James O'Brien 10am - 1pm
Coronavirus: New business loan scheme opens for small companies
4 May 2020, 08:23
Small companies who need financial help through the coronavirus crisis can apply for a new business loan scheme from 9am this morning.
Up to £50,000, or a quarter of turnover, will be available to firms through the "bounce back" scheme which was announced by Chancellor Rishi Sunak last month amid the Covid-19 pandemic.
The loans will be 100 per cent backed by the government and will be both interest-free and payment-free for the first 12 months. Once approved, they should be in the company's bank account within 24 hours.
After the first year, the interest rate will be set at 2.5 per cent per annum, the Treasury said.
Companies will be able to access a standardised form from 9am on Monday morning which is hoped to speed up payments.
When announcing the scheme in the House of Commons, Mr Sunak described the process as "simple, quick and easy."
However, there have been concerns raised over fraud because of the minimal checks being carried out in the process.
Some companies who were approved for loans under the Coronavirus Business Interruption Loan Scheme could be switched over to the "bounce back" scheme, Chief Secretary to the Treasury Stephen Barclay said last week.
Meanwhile, the chancellor has been urged to introduce a "wage subsidy package" to taper furlough payments when lockdown measures are eased and businesses begin to recover.
The Liberal Democrats have suggested the Treasury pays 50 per cent of employees' salaries on the Job Retention Scheme in the first month after they have returned to work.
Last Monday I announced Bounce Back Loans, today they open for business.— Rishi Sunak #StayHomeSaveLives (@RishiSunak) May 4, 2020
✅Borrow between £2,000 and £50,000
✅Easy 7 question form to fill
✅Interest-free first year
✅Repay over 6 years, 2.5% interest rate, no early penaltyhttps://t.co/5c52bOZE8z #BounceBackLoans pic.twitter.com/UzGAzjJIgx
By the third month back in work, the government would pay 30 per cent of their salaries, under the proposals, but then companies would be expected to pay the full wages by the fourth month.
The Lib Dems say firms could struggle to have the cash flow to pay employees' full salaries and they worry that employers will choose to hand our redundancies as an alternative.

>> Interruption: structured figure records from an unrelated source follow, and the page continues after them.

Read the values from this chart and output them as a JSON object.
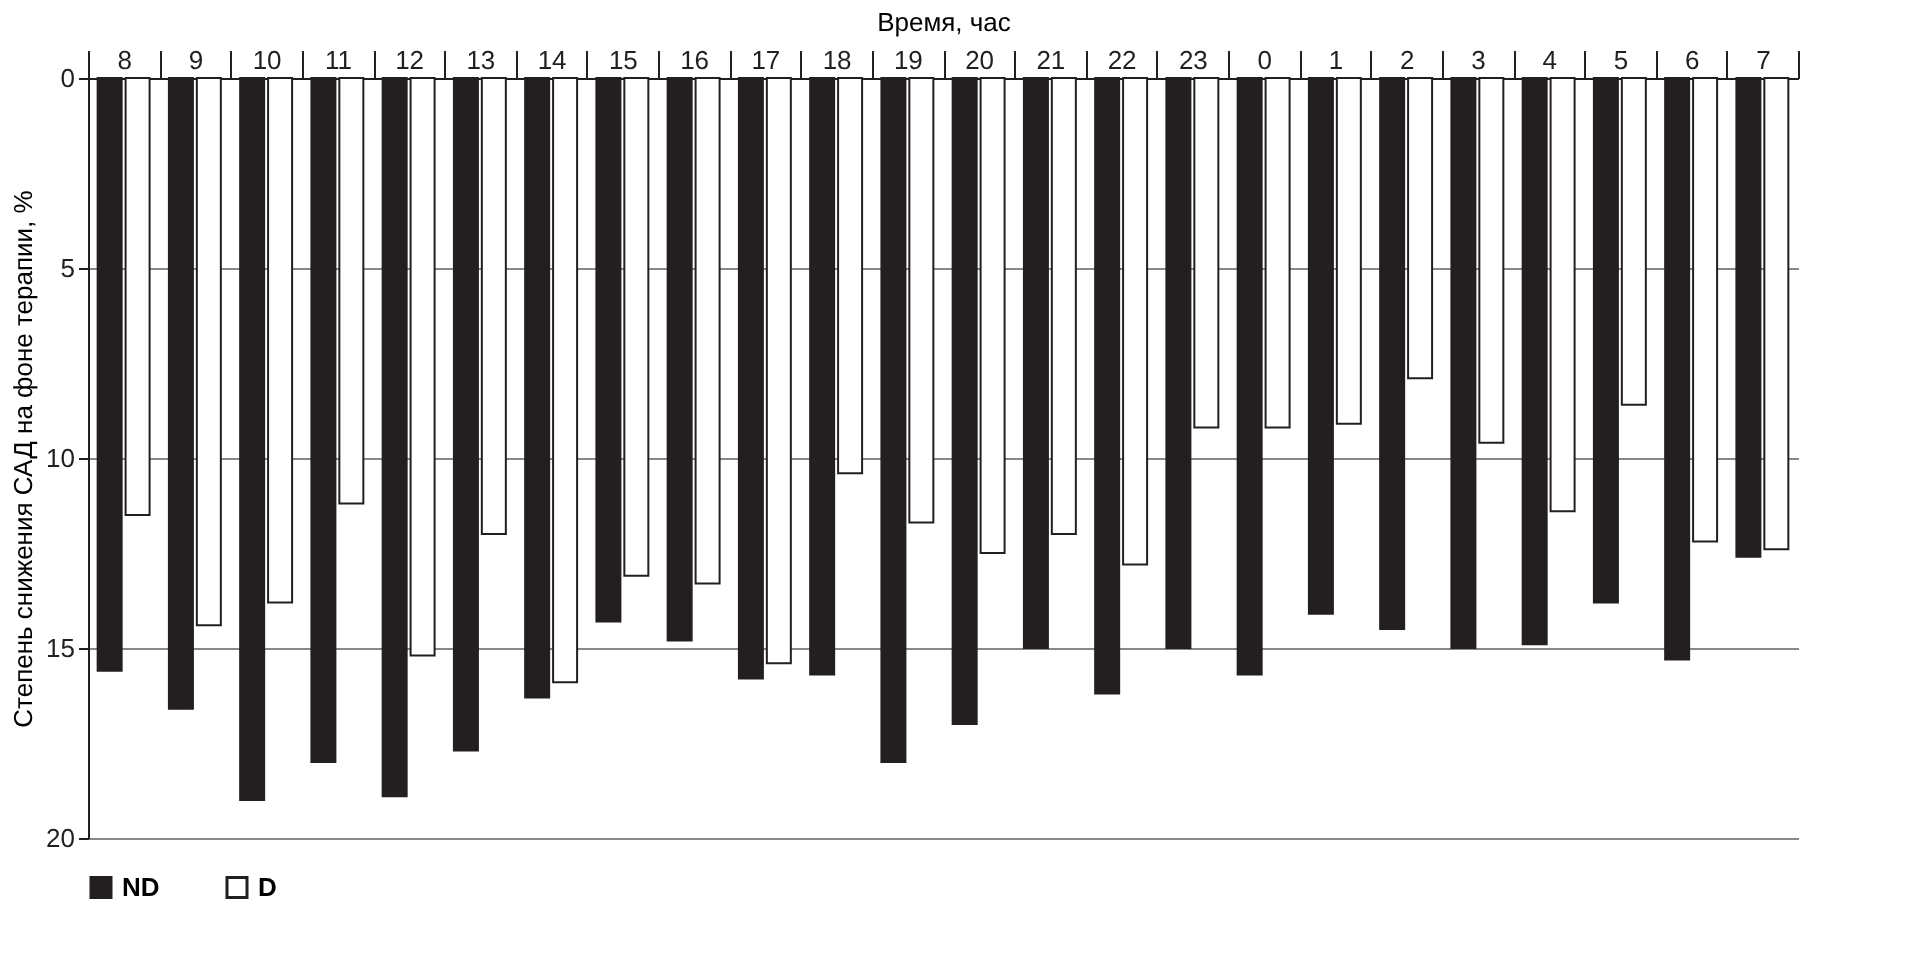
{
  "chart_data": {
    "type": "bar",
    "xlabel": "Время, час",
    "ylabel": "Степень снижения САД на фоне терапии, %",
    "categories": [
      "8",
      "9",
      "10",
      "11",
      "12",
      "13",
      "14",
      "15",
      "16",
      "17",
      "18",
      "19",
      "20",
      "21",
      "22",
      "23",
      "0",
      "1",
      "2",
      "3",
      "4",
      "5",
      "6",
      "7"
    ],
    "series": [
      {
        "name": "ND",
        "color": "#231f20",
        "values": [
          15.6,
          16.6,
          19.0,
          18.0,
          18.9,
          17.7,
          16.3,
          14.3,
          14.8,
          15.8,
          15.7,
          18.0,
          17.0,
          15.0,
          16.2,
          15.0,
          15.7,
          14.1,
          14.5,
          15.0,
          14.9,
          13.8,
          15.3,
          12.6
        ]
      },
      {
        "name": "D",
        "color": "#ffffff",
        "values": [
          11.5,
          14.4,
          13.8,
          11.2,
          15.2,
          12.0,
          15.9,
          13.1,
          13.3,
          15.4,
          10.4,
          11.7,
          12.5,
          12.0,
          12.8,
          9.2,
          9.2,
          9.1,
          7.9,
          9.6,
          11.4,
          8.6,
          12.2,
          12.4
        ]
      }
    ],
    "ylim": [
      20,
      0
    ],
    "yticks": [
      0,
      5,
      10,
      15,
      20
    ],
    "grid": "y",
    "legend": "bottom"
  }
}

Under the government's Job Retention Scheme, which is due to run until the end of June, the Treasury pays 80 per cent of wages of workers laid off because of the current crisis, up to a maximum of £2,500 a month.
Acting Lib Dem leader Sir Ed Davey said: "The government furlough scheme has done a good job at helping thousands of businesses through the lockdown, but the shadow of lockdown will be long, and the 'new normal' will be extremely challenging.
"Businesses and their staff need time to plan, and confidence the government will be there, ready to support.
"Our proposal for a 'Safe to Return to Work' scheme would give people that time and that confidence and help avoid further large-scale job losses.
"I'm grateful to my new business taskforce for this idea and all their advice for our proposals to government for reforming business loans and improving support for start-ups."
Juergen Maier, chairman of the Lib Dem coronavirus business taskforce and former chief executive of Siemens UK, added: "The advisory group are concerned that once the furlough scheme comes to an end, many businesses, large and small, will simply not have the cashflow to re-employ staff, as it will take time for the economy to recover.
"If firms then were forced to make staff redundant, leading to another significant rise in unemployment, that could break the economy's ability to recover, just as we were trying to exit lockdown.
"I'm delighted that Ed and the Liberal Democrats are running with our recommendation, and I hope ministers will see it as a positive and constructive contribution."